Roma. Il Tmb del Salario non riaprirà, parola della sindaca Raggi. Legambiente denuncia Pm10 oltre i limiti

Roma. Il Tmb del Salario non riaprirà, parola della sindaca Raggi. Legambiente denuncia Pm10 oltre i limiti

“Il Tmb salario riaprirà? Evidentemente no, l’incendio lo ha reso inutilizzabile ed è sotto sequestro da parte della Procura, quindi tutto il tempo che gli inquirenti riterranno necessario tenerlo chiuso per effettuare gli accertamenti quell’impianto sarà chiuso”. Lo ha detto la sindaca di Roma Virginia Raggi a margine dell’inaugurazione del Tim 5G Innovation hub. “È assolutamente antieconomico rimettere in funzione un impianto che nelle nostre previsioni avrebbe funzionato al massimo fino al 2019, inizio 2020 per poi essere chiuso insieme ai cittadini – ha spiegato Raggi -. Questo non può essere fatto, l’impianto è di fatto ormai chiuso. Stiamo già pensando a una riconversione. Nel frattempo dobbiamo studiare un’alternativa”, ha concluso la sindaca. Poi Legambiente “Resi pubblici i dati di ARPA Lazio delle polveri sottili registrati ieri a Roma, emerge chiaramente la quantità nociva di PM10 nell’aria: alla centralina di Villa Ada 56 ug/m3 di PM10 (limite consentito 50 ug/m3), dato questo di diretta conseguenza dell’incendio, al contrario di quelli resi noti nella giornata di ieri che raccontavano di presenza nella norma per valori come benzene e biossido di azoto, parametri non direttamente conseguenti al rogo ma alla presenza di traffico veicolare”.

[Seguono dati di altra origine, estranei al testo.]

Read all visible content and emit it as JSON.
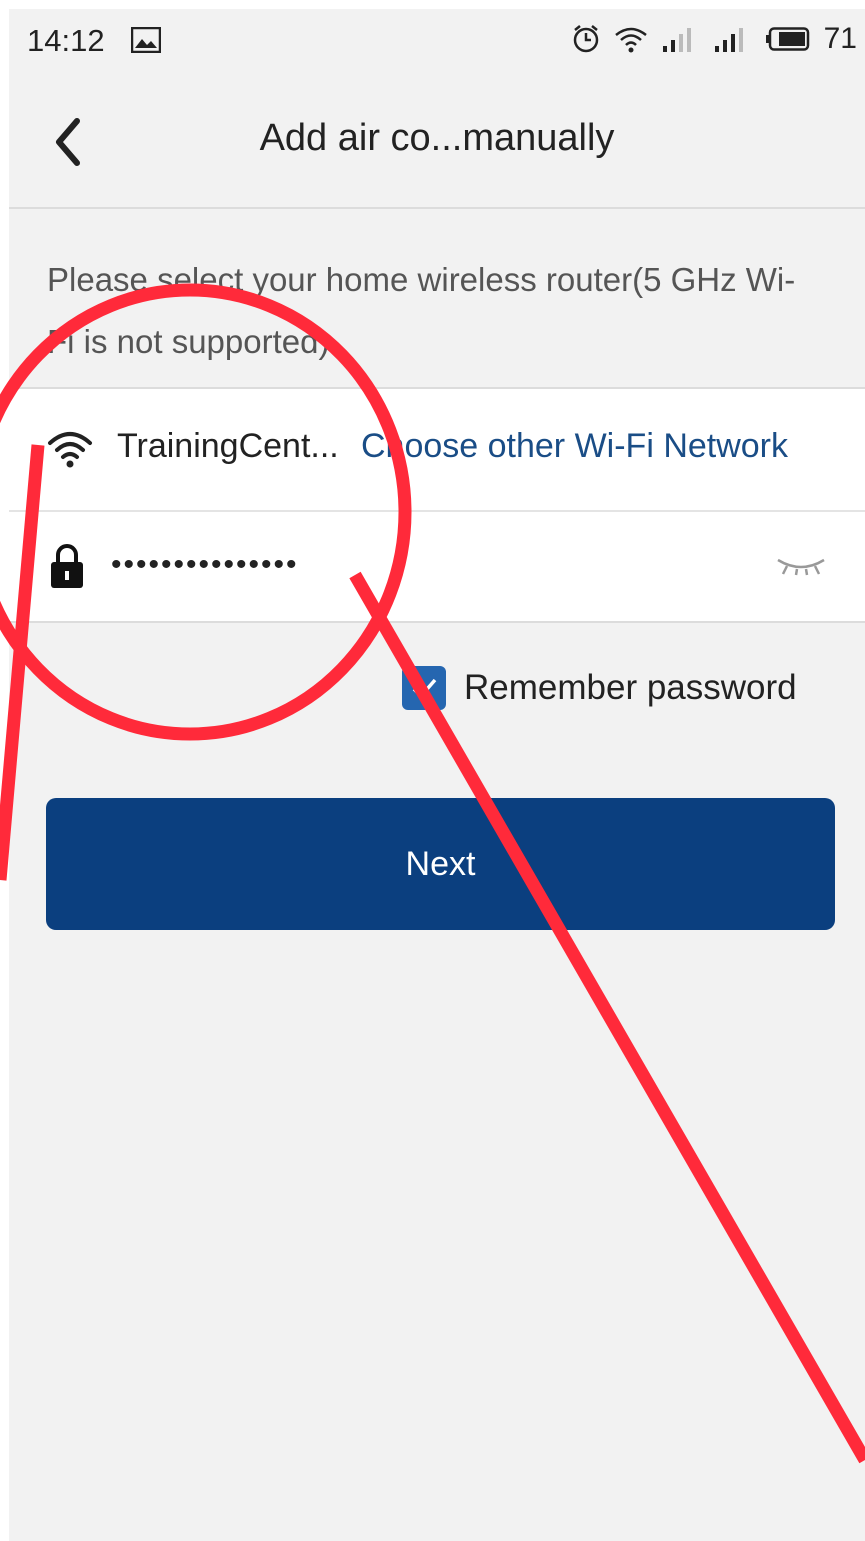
{
  "status_bar": {
    "time": "14:12",
    "battery_level": "71",
    "icons": [
      "image-icon",
      "alarm-icon",
      "wifi-status-icon",
      "signal-icon",
      "signal-icon",
      "battery-icon"
    ]
  },
  "header": {
    "title": "Add air co...manually",
    "back_icon": "chevron-left-icon"
  },
  "instruction": "Please select your home wireless router(5 GHz Wi-Fi is not supported)",
  "wifi_row": {
    "ssid": "TrainingCent...",
    "choose_link": "Choose other Wi-Fi Network",
    "icon": "wifi-icon"
  },
  "password_row": {
    "value": "•••••••••••••••",
    "icon": "lock-icon",
    "toggle_icon": "eye-closed-icon"
  },
  "remember": {
    "label": "Remember password",
    "checked": true
  },
  "next_button": {
    "label": "Next"
  },
  "colors": {
    "primary": "#0b3f7f",
    "link": "#1a4d86",
    "checkbox": "#2566b0",
    "background": "#f2f2f2",
    "annotation": "#ff2a3a"
  }
}
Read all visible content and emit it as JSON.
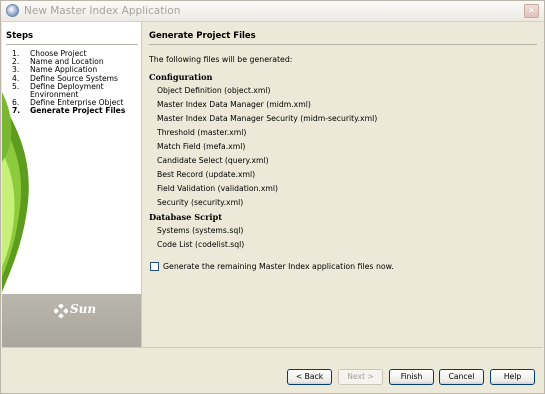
{
  "window": {
    "title": "New Master Index Application",
    "close_label": "×"
  },
  "steps": {
    "title": "Steps",
    "items": [
      {
        "num": "1.",
        "label": "Choose Project"
      },
      {
        "num": "2.",
        "label": "Name and Location"
      },
      {
        "num": "3.",
        "label": "Name Application"
      },
      {
        "num": "4.",
        "label": "Define Source Systems"
      },
      {
        "num": "5.",
        "label": "Define Deployment"
      },
      {
        "num": "",
        "label": "Environment"
      },
      {
        "num": "6.",
        "label": "Define Enterprise Object"
      },
      {
        "num": "7.",
        "label": "Generate Project Files"
      }
    ],
    "current_index": 7,
    "brand": "Sun"
  },
  "content": {
    "title": "Generate Project Files",
    "intro": "The following files will be generated:",
    "configuration": {
      "heading": "Configuration",
      "files": [
        "Object Definition (object.xml)",
        "Master Index Data Manager (midm.xml)",
        "Master Index Data Manager Security (midm-security.xml)",
        "Threshold (master.xml)",
        "Match Field (mefa.xml)",
        "Candidate Select (query.xml)",
        "Best Record (update.xml)",
        "Field Validation (validation.xml)",
        "Security (security.xml)"
      ]
    },
    "database_script": {
      "heading": "Database Script",
      "files": [
        "Systems (systems.sql)",
        "Code List (codelist.sql)"
      ]
    },
    "generate_checkbox": {
      "label": "Generate the remaining Master Index application files now.",
      "checked": false
    }
  },
  "buttons": {
    "back": "< Back",
    "next": "Next >",
    "finish": "Finish",
    "cancel": "Cancel",
    "help": "Help"
  }
}
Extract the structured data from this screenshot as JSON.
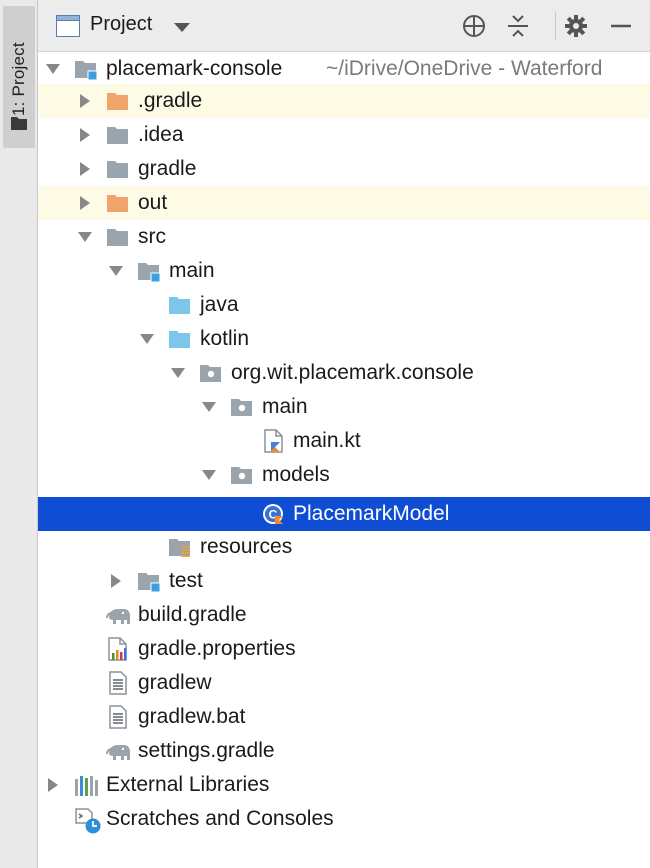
{
  "toolwindow": {
    "strip_label": "1: Project"
  },
  "header": {
    "title": "Project",
    "buttons": [
      "locate-icon",
      "collapse-all-icon",
      "settings-icon",
      "hide-icon"
    ]
  },
  "tree": {
    "rows": [
      {
        "label": "placemark-console",
        "hint": "~/iDrive/OneDrive - Waterford",
        "icon": "module-folder-icon",
        "expanded": true
      },
      {
        "label": ".gradle",
        "icon": "excluded-folder-icon",
        "expanded": false
      },
      {
        "label": ".idea",
        "icon": "folder-icon",
        "expanded": false
      },
      {
        "label": "gradle",
        "icon": "folder-icon",
        "expanded": false
      },
      {
        "label": "out",
        "icon": "excluded-folder-icon",
        "expanded": false
      },
      {
        "label": "src",
        "icon": "folder-icon",
        "expanded": true
      },
      {
        "label": "main",
        "icon": "module-folder-icon",
        "expanded": true
      },
      {
        "label": "java",
        "icon": "source-folder-icon"
      },
      {
        "label": "kotlin",
        "icon": "source-folder-icon",
        "expanded": true
      },
      {
        "label": "org.wit.placemark.console",
        "icon": "package-icon",
        "expanded": true
      },
      {
        "label": "main",
        "icon": "package-icon",
        "expanded": true
      },
      {
        "label": "main.kt",
        "icon": "kotlin-file-icon"
      },
      {
        "label": "models",
        "icon": "package-icon",
        "expanded": true
      },
      {
        "label": "PlacemarkModel",
        "icon": "kotlin-class-icon",
        "selected": true
      },
      {
        "label": "resources",
        "icon": "resources-folder-icon"
      },
      {
        "label": "test",
        "icon": "module-folder-icon",
        "expanded": false
      },
      {
        "label": "build.gradle",
        "icon": "gradle-file-icon"
      },
      {
        "label": "gradle.properties",
        "icon": "properties-file-icon"
      },
      {
        "label": "gradlew",
        "icon": "text-file-icon"
      },
      {
        "label": "gradlew.bat",
        "icon": "text-file-icon"
      },
      {
        "label": "settings.gradle",
        "icon": "gradle-file-icon"
      },
      {
        "label": "External Libraries",
        "icon": "libraries-icon",
        "expanded": false
      },
      {
        "label": "Scratches and Consoles",
        "icon": "scratches-icon"
      }
    ]
  },
  "colors": {
    "selection": "#0f4dd4",
    "excluded_highlight": "#fdfbe5",
    "folder_gray": "#9aa4ad",
    "folder_orange": "#f0a36b",
    "source_blue": "#7cc7e9"
  }
}
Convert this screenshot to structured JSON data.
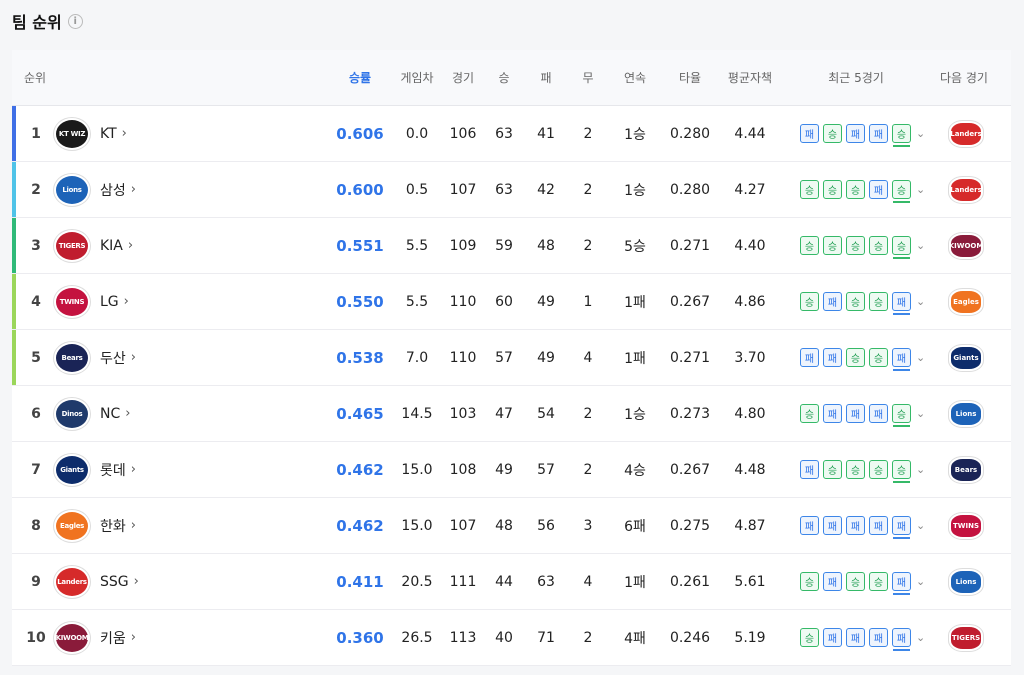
{
  "page": {
    "title": "팀 순위",
    "info_icon": "i"
  },
  "columns": {
    "rank": "순위",
    "pct": "승률",
    "gb": "게임차",
    "games": "경기",
    "wins": "승",
    "losses": "패",
    "draws": "무",
    "streak": "연속",
    "avg": "타율",
    "era": "평균자책",
    "recent": "최근 5경기",
    "next": "다음 경기"
  },
  "colors": {
    "accent": "#2f74e8",
    "win": "#35b968",
    "loss": "#3d86e8"
  },
  "rows": [
    {
      "rank": "1",
      "logo": "KT WIZ",
      "logo_color": "#1a1a1a",
      "team": "KT",
      "stripe": "#3f6fe6",
      "pct": "0.606",
      "gb": "0.0",
      "games": "106",
      "wins": "63",
      "losses": "41",
      "draws": "2",
      "streak": "1승",
      "avg": "0.280",
      "era": "4.44",
      "recent": [
        "패",
        "승",
        "패",
        "패",
        "승"
      ],
      "next_logo": "Landers",
      "next_color": "#d62a2a"
    },
    {
      "rank": "2",
      "logo": "Lions",
      "logo_color": "#1d63b8",
      "team": "삼성",
      "stripe": "#4fc3e8",
      "pct": "0.600",
      "gb": "0.5",
      "games": "107",
      "wins": "63",
      "losses": "42",
      "draws": "2",
      "streak": "1승",
      "avg": "0.280",
      "era": "4.27",
      "recent": [
        "승",
        "승",
        "승",
        "패",
        "승"
      ],
      "next_logo": "Landers",
      "next_color": "#d62a2a"
    },
    {
      "rank": "3",
      "logo": "TIGERS",
      "logo_color": "#c01d2e",
      "team": "KIA",
      "stripe": "#2fb978",
      "pct": "0.551",
      "gb": "5.5",
      "games": "109",
      "wins": "59",
      "losses": "48",
      "draws": "2",
      "streak": "5승",
      "avg": "0.271",
      "era": "4.40",
      "recent": [
        "승",
        "승",
        "승",
        "승",
        "승"
      ],
      "next_logo": "KIWOOM",
      "next_color": "#8a1b3a"
    },
    {
      "rank": "4",
      "logo": "TWINS",
      "logo_color": "#c4123f",
      "team": "LG",
      "stripe": "#9bd65a",
      "pct": "0.550",
      "gb": "5.5",
      "games": "110",
      "wins": "60",
      "losses": "49",
      "draws": "1",
      "streak": "1패",
      "avg": "0.267",
      "era": "4.86",
      "recent": [
        "승",
        "패",
        "승",
        "승",
        "패"
      ],
      "next_logo": "Eagles",
      "next_color": "#f07320"
    },
    {
      "rank": "5",
      "logo": "Bears",
      "logo_color": "#1a2456",
      "team": "두산",
      "stripe": "#9bd65a",
      "pct": "0.538",
      "gb": "7.0",
      "games": "110",
      "wins": "57",
      "losses": "49",
      "draws": "4",
      "streak": "1패",
      "avg": "0.271",
      "era": "3.70",
      "recent": [
        "패",
        "패",
        "승",
        "승",
        "패"
      ],
      "next_logo": "Giants",
      "next_color": "#0d2c6b"
    },
    {
      "rank": "6",
      "logo": "Dinos",
      "logo_color": "#1f3a6b",
      "team": "NC",
      "stripe": "",
      "pct": "0.465",
      "gb": "14.5",
      "games": "103",
      "wins": "47",
      "losses": "54",
      "draws": "2",
      "streak": "1승",
      "avg": "0.273",
      "era": "4.80",
      "recent": [
        "승",
        "패",
        "패",
        "패",
        "승"
      ],
      "next_logo": "Lions",
      "next_color": "#1d63b8"
    },
    {
      "rank": "7",
      "logo": "Giants",
      "logo_color": "#0d2c6b",
      "team": "롯데",
      "stripe": "",
      "pct": "0.462",
      "gb": "15.0",
      "games": "108",
      "wins": "49",
      "losses": "57",
      "draws": "2",
      "streak": "4승",
      "avg": "0.267",
      "era": "4.48",
      "recent": [
        "패",
        "승",
        "승",
        "승",
        "승"
      ],
      "next_logo": "Bears",
      "next_color": "#1a2456"
    },
    {
      "rank": "8",
      "logo": "Eagles",
      "logo_color": "#f07320",
      "team": "한화",
      "stripe": "",
      "pct": "0.462",
      "gb": "15.0",
      "games": "107",
      "wins": "48",
      "losses": "56",
      "draws": "3",
      "streak": "6패",
      "avg": "0.275",
      "era": "4.87",
      "recent": [
        "패",
        "패",
        "패",
        "패",
        "패"
      ],
      "next_logo": "TWINS",
      "next_color": "#c4123f"
    },
    {
      "rank": "9",
      "logo": "Landers",
      "logo_color": "#d62a2a",
      "team": "SSG",
      "stripe": "",
      "pct": "0.411",
      "gb": "20.5",
      "games": "111",
      "wins": "44",
      "losses": "63",
      "draws": "4",
      "streak": "1패",
      "avg": "0.261",
      "era": "5.61",
      "recent": [
        "승",
        "패",
        "승",
        "승",
        "패"
      ],
      "next_logo": "Lions",
      "next_color": "#1d63b8"
    },
    {
      "rank": "10",
      "logo": "KIWOOM",
      "logo_color": "#8a1b3a",
      "team": "키움",
      "stripe": "",
      "pct": "0.360",
      "gb": "26.5",
      "games": "113",
      "wins": "40",
      "losses": "71",
      "draws": "2",
      "streak": "4패",
      "avg": "0.246",
      "era": "5.19",
      "recent": [
        "승",
        "패",
        "패",
        "패",
        "패"
      ],
      "next_logo": "TIGERS",
      "next_color": "#c01d2e"
    }
  ]
}
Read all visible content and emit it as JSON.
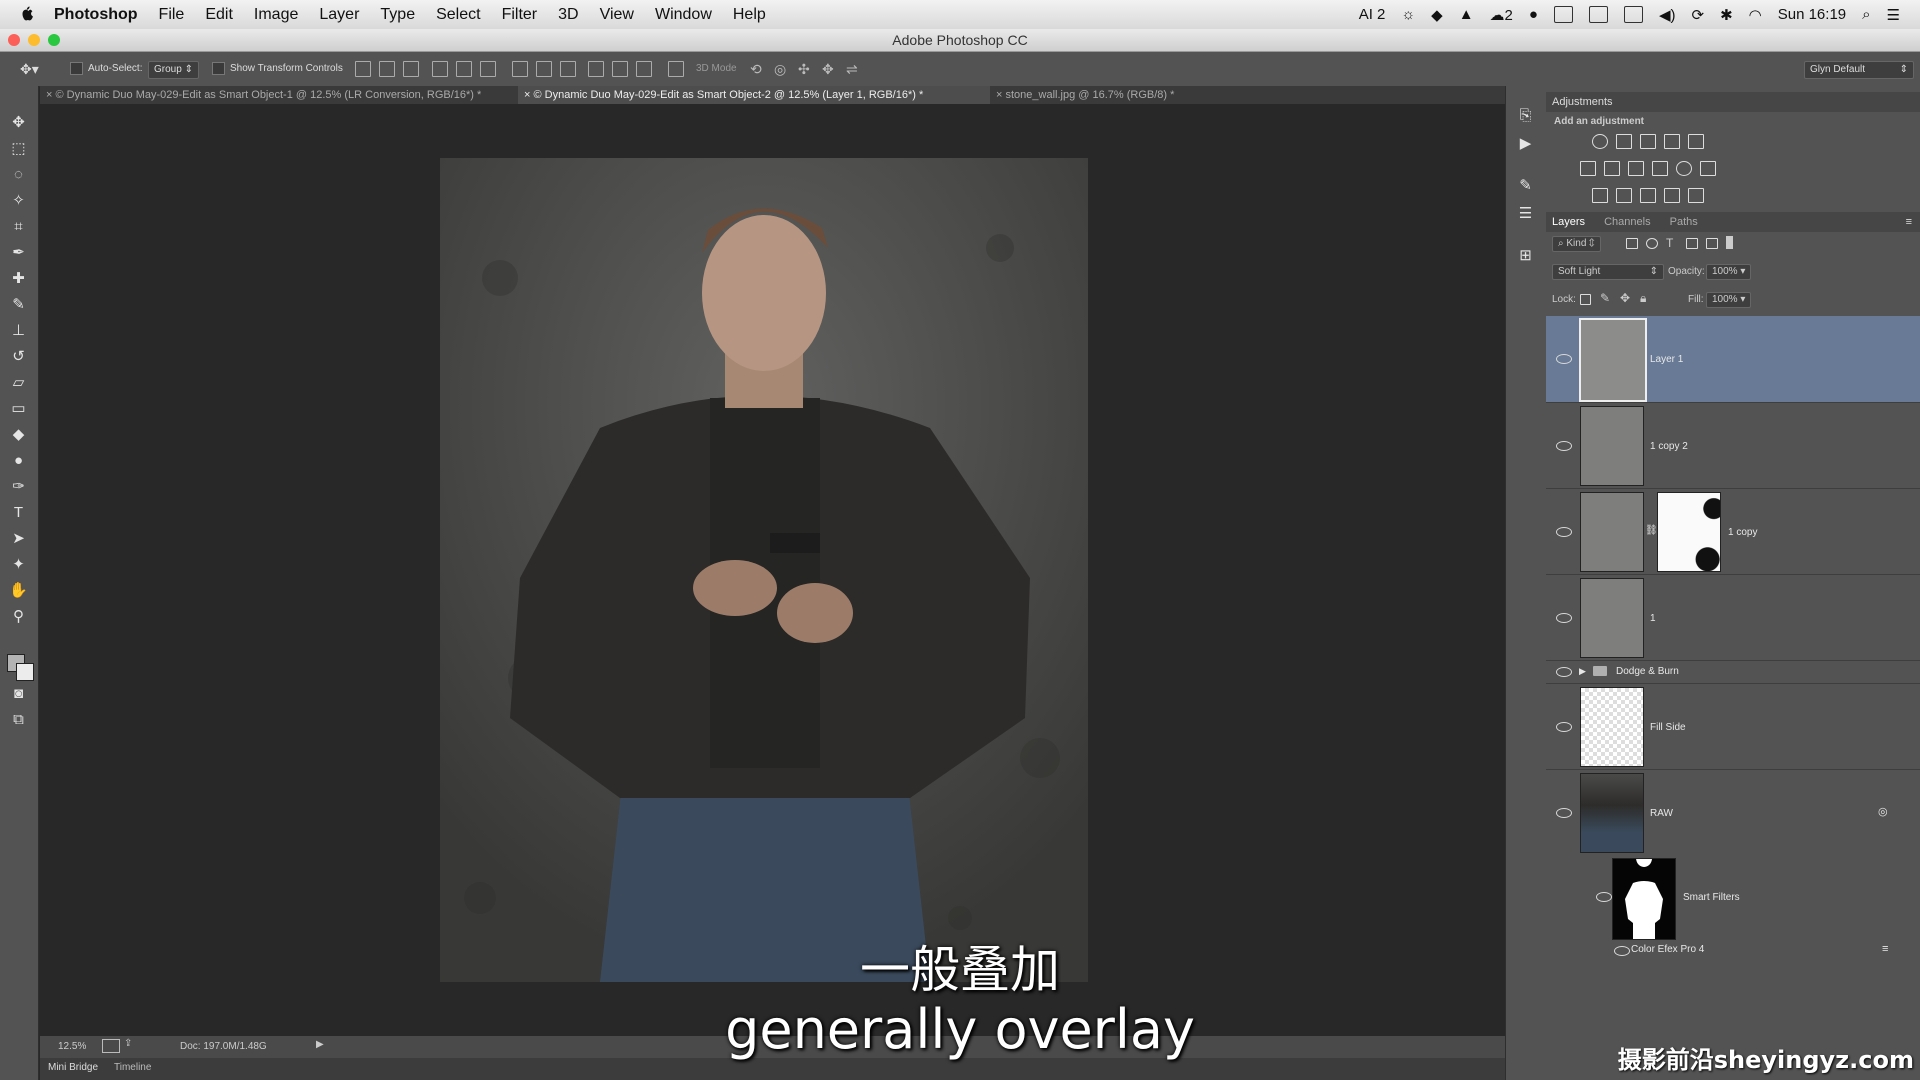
{
  "menubar": {
    "items": [
      "Photoshop",
      "File",
      "Edit",
      "Image",
      "Layer",
      "Type",
      "Select",
      "Filter",
      "3D",
      "View",
      "Window",
      "Help"
    ],
    "status_ai": "AI 2",
    "status_cloud": "2",
    "clock": "Sun 16:19"
  },
  "window": {
    "title": "Adobe Photoshop CC"
  },
  "options": {
    "auto_select_label": "Auto-Select:",
    "auto_select_value": "Group",
    "show_transform_label": "Show Transform Controls",
    "mode_3d": "3D Mode",
    "workspace": "Glyn Default"
  },
  "tabs": [
    "© Dynamic Duo May-029-Edit as Smart Object-1 @ 12.5% (LR Conversion, RGB/16*) *",
    "© Dynamic Duo May-029-Edit as Smart Object-2 @ 12.5% (Layer 1, RGB/16*) *",
    "stone_wall.jpg @ 16.7% (RGB/8) *"
  ],
  "status": {
    "zoom": "12.5%",
    "doc": "Doc: 197.0M/1.48G"
  },
  "bottom_tabs": [
    "Mini Bridge",
    "Timeline"
  ],
  "adjustments": {
    "title": "Adjustments",
    "subtitle": "Add an adjustment"
  },
  "layers_panel": {
    "tabs": [
      "Layers",
      "Channels",
      "Paths"
    ],
    "filter": "Kind",
    "blend_mode": "Soft Light",
    "opacity_label": "Opacity:",
    "opacity": "100%",
    "lock_label": "Lock:",
    "fill_label": "Fill:",
    "fill": "100%",
    "layers": [
      "Layer 1",
      "1 copy 2",
      "1 copy",
      "1",
      "Dodge & Burn",
      "Fill Side",
      "RAW",
      "Smart Filters",
      "Color Efex Pro 4"
    ]
  },
  "subtitles": {
    "cn": "一般叠加",
    "en": "generally overlay"
  },
  "watermark": "摄影前沿sheyingyz.com"
}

“Non servivano dati scientifici per dire che la fitta nube, vista e respirata da tutta Roma durante l’incendio della discarica al Salario, fosse chiaramente nociva per la salute – commenta Roberto Scacchi presidente di Legambiente Lazio – oggi arriva la conferma con le analisi prontamente pubblicate da Arpa Lazio sulle polveri sottili della centralina di Villa Ada, la più prossima al TMB. I dati diffusi ieri c’entravano poco in realtà con l’enorme rogo perché riguardavano elementi provocati dal traffico di autovetture. Con troppa superficialità, da più parti sono stati definiti quelli di ieri come dati rassicuranti; il disastro dell’incendio al Salario ha messo ha dura prova, eccome, la salute pubblica”. Contemporaneamente nella zona di Roma Nord, dove ha sede il Tmb Salario, sono stati installati due campionatori: uno ad alto volume ed uno gravimetrico. A darne notizia èArpa Lazio nella relazione sulla qualità dell’aria pubblicata questa mattina nella quale si spiega che “alla luce del tempo di campionamento e di analisi i primi risultati si avranno nella giornata di oggi. 

Le analisi in corso dei microinquinanti serviranno per analizzare i composti pericolosi per l’ambiente e la salute generati a seguito della combustione. I primi campioni sono già presso i laboratori dell’Agenzia e in queste ore saranno effettuate le analisi dei microinquinanti (diossine, furani, PCB, IPA-Idrocarburi policiclici aromatici) e dei metalli sui filtri del particolato (PM10)”. 

Il campionatore ad alto volume “è stato installato nelle immediate vicinanze dell’impianto (circa 30 mt) mentre il secondo campionatore è stato installato presso la scuola Piaget Majorana (piazza Minucciano) – spiega ancora Arpa Lazio -. Al fine di avere ulteriori elementi informativi, saranno analizzati presso i laboratori anche i filtri del particolato delle centraline della rete di monitoraggio più vicine all’impianto anche al fine di confrontarli con i valori misurati nell’ambito dell’ordinaria attività di monitoraggio”.